The brain acclimates itself to certain stimulus habitually, like a bus that drives by your apartment every afternoon. For a few days or weeks, the noise of the bus will momentarily distract you–and then it won’t anymore.
Dishabituation is the opposite process, by which you notice absence of sound. This process revolves around hearing and interpreting sound but is actually a form of listening, of paying attention to understand what a sound means. To hear someone say something means that you received the sound signals; listening means you’re acknowledging, conceptualizing, and paying attention to the context of the speech. As with literature, the objective of mindful thinking is to hear the words the same way the narrator feels them.
EVERYONE WANTS TO BE UNDERSTOOD AND ACCEPTED, BUT FOR THAT TO HAPPEN, PEOPLE HAVE TO TALK, AND OTHER PEOPLE HAVE TO LISTEN TO — AND NOT JUST HEAR — WHAT THEY SAY.
It’s not always easy to do this.
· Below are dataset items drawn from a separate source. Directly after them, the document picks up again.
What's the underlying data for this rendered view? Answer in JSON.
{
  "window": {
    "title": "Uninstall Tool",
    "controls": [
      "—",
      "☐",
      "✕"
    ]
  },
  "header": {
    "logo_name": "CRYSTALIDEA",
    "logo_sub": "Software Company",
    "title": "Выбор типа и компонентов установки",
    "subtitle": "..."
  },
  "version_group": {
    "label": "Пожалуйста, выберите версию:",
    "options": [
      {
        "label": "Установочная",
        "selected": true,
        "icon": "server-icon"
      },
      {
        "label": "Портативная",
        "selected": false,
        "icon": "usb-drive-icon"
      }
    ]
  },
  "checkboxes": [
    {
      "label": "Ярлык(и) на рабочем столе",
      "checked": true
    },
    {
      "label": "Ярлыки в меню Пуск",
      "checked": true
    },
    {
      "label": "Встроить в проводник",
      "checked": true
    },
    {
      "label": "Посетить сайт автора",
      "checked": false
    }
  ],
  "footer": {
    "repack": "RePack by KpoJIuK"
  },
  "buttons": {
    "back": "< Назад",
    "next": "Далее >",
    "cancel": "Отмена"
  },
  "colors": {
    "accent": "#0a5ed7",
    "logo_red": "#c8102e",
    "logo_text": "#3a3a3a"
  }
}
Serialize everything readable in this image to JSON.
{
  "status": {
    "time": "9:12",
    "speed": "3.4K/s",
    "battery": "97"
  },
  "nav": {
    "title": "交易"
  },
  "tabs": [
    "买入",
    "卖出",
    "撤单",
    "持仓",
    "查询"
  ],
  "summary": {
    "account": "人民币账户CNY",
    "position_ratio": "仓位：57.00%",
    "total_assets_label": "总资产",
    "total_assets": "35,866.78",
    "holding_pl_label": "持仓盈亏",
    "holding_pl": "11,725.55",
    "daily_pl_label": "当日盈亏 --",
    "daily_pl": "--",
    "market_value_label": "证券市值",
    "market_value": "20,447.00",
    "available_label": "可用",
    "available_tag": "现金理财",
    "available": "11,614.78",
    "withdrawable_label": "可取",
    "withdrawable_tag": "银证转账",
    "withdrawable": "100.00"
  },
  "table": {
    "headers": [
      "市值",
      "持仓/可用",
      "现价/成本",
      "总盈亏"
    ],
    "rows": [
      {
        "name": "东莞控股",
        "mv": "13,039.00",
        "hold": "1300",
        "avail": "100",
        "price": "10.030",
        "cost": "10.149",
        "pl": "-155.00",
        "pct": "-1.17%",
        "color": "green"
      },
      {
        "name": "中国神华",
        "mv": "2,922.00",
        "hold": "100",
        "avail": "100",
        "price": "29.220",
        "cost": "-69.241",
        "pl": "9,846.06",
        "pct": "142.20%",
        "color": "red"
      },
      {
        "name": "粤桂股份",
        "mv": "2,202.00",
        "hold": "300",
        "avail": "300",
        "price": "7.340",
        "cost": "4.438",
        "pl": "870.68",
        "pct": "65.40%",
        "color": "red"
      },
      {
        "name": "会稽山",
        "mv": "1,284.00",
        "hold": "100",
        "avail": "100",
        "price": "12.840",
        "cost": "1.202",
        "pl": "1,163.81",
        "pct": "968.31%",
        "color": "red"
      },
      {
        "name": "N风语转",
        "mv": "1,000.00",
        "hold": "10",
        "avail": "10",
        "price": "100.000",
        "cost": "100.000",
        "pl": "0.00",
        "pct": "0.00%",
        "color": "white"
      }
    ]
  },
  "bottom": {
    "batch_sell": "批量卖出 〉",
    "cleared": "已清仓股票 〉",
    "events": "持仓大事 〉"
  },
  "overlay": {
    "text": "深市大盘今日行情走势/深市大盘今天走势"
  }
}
We have a tendency to argue with, or give advice to, or defend others even when they simply wish to open up and share their feelings. If you respond like this, it doesn’t mean you’re a non-understanding person…it just means you’re not really listening.
WHEN YOU’RE BUSY TRYING TO FORMULATE THE BEST RESPONSES POSSIBLE, EVEN IF YOU TRULY BELIEVE THEM, THEN YOU’RE NOT DOING YOUR BEST TO SEE THE SITUATION THE WAY THE OTHER PERSON SEES IT.
There’s a time for both. If someone you know just suffered a major breakup, and they’re having trouble adjusting, they likely need some guidance for moving forward, but first, they may just need to embrace how much the situation hurts them in the first place. Same goes for most problems people have in life. Feeling alone in our emotions, like nobody understands them, can be a major deterrent to self-growth, perhaps the single greatest.